Hi,
On 2022-05-20 01:25:10 -0400, Tom Lane wrote:
> Andres Freund <andres@anarazel.de> writes:
> > On 2022-05-20 00:22:14 -0400, Tom Lane wrote:
> >> There's some fallout in the expected-file, of course, but this
> >> does seem to fix it (20 consecutive successful runs now at
> >> 100/2). Don't see why though ...
>
> > I think what might be happening is that the transactional stats updates get
> > reported by s2 *before* the non-transactional stats updates come in from
> > s1. I.e. the pgstat_report_stat() at the end of s2_commit_prepared_a does a
> > report, because the machine is slow enough for it to be "time to reports stats
> > again". Then s1 reports its non-transactional stats.
>
> Sounds plausible. And I left the test loop running, and it's now past
> 100 consecutive successes, so I think this change definitely "fixes" it.
FWIW, the problem can be reliably reproduced by sticking a
pgstat_force_next_flush() into pgstat_twophase_postcommit(). This is the only
failure when doing so.
> > It looks like our stats maintenance around truncation isn't quite "concurrency
> > safe". That code hasn't meaningfully changed, but it'd not be surprising if
> > it's not 100% precise...
>
> Yeah. Probably not something to try to improve post-beta, especially
> since it's not completely clear how transactional and non-transactional
> cases *should* interact.
Yea. It's also not normally particularly crucial to be accurate down to that
degree.
> Maybe non-transactional updates should be
> pushed immediately? But I'm not sure if that's fully correct, and
> it definitely sounds expensive.
I think that'd be far too expensive - the majority of stats are
non-transactional...
I think what we could do is to model truncates as subtracting the number of
live/dead rows the truncating backend knows about, rather than setting them to
0. But that of course could incur other inaccuracies.
> I'd be good with tweaking this test case as you suggest, and maybe
> revisiting the topic later.
Pushed the change of the test. Christoph, just to make sure, can you confirm
that this fixes the test instability for you?
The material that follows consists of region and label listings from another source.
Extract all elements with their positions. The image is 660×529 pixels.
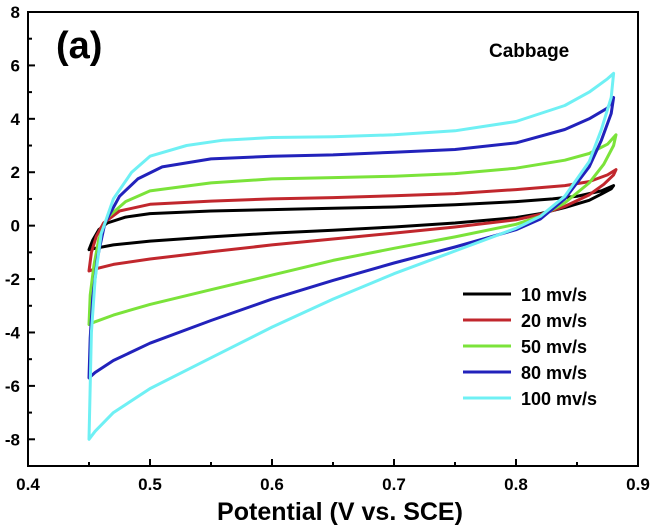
y-tick-label: -8 [5, 430, 20, 449]
x-axis-label: Potential (V vs. SCE) [217, 498, 463, 526]
annotation-cabbage: Cabbage [489, 41, 569, 62]
y-tick-label: -6 [5, 377, 20, 396]
series-line-0 [87, 184, 616, 252]
y-tick-label: 0 [11, 217, 20, 236]
legend-label-2: 50 mv/s [521, 337, 587, 357]
series-line-2 [87, 133, 618, 326]
y-tick-label: 4 [11, 110, 21, 129]
series-line-1 [87, 168, 618, 273]
x-tick-label: 0.6 [260, 475, 284, 494]
series-line-4 [87, 71, 616, 441]
legend: 10 mv/s 20 mv/s 50 mv/s 80 mv/s 100 mv/s [463, 285, 597, 409]
legend-label-4: 100 mv/s [521, 389, 597, 409]
x-tick-label: 0.8 [504, 475, 528, 494]
x-tick-label: 0.4 [16, 475, 40, 494]
legend-label-3: 80 mv/s [521, 363, 587, 383]
x-tick-label: 0.7 [382, 475, 406, 494]
y-tick-label: 8 [11, 3, 20, 22]
y-tick-label: -4 [5, 323, 21, 342]
x-tick-label: 0.9 [626, 475, 650, 494]
legend-label-1: 20 mv/s [521, 311, 587, 331]
series-layer [87, 71, 618, 441]
panel-label: (a) [56, 25, 102, 67]
y-tick-label: 2 [11, 163, 20, 182]
x-tick-label: 0.5 [138, 475, 162, 494]
legend-label-0: 10 mv/s [521, 285, 587, 305]
ticks-layer: 0.4 0.5 0.6 0.7 0.8 0.9 -8 -6 -4 -2 0 2 4 6 8 [5, 3, 650, 494]
y-tick-label: -2 [5, 270, 20, 289]
y-tick-label: 6 [11, 56, 20, 75]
> Kyotaro-san worried about whether any other places in stats.spec
> have the same issue. I've not seen any evidence of that in my
> tests, but perhaps some other machine with different timing
> could find it.
I tried to find some by putting in forced flushes in a bunch of places before,
and now some more, without finding further cases.
Greetings,
Andres Freund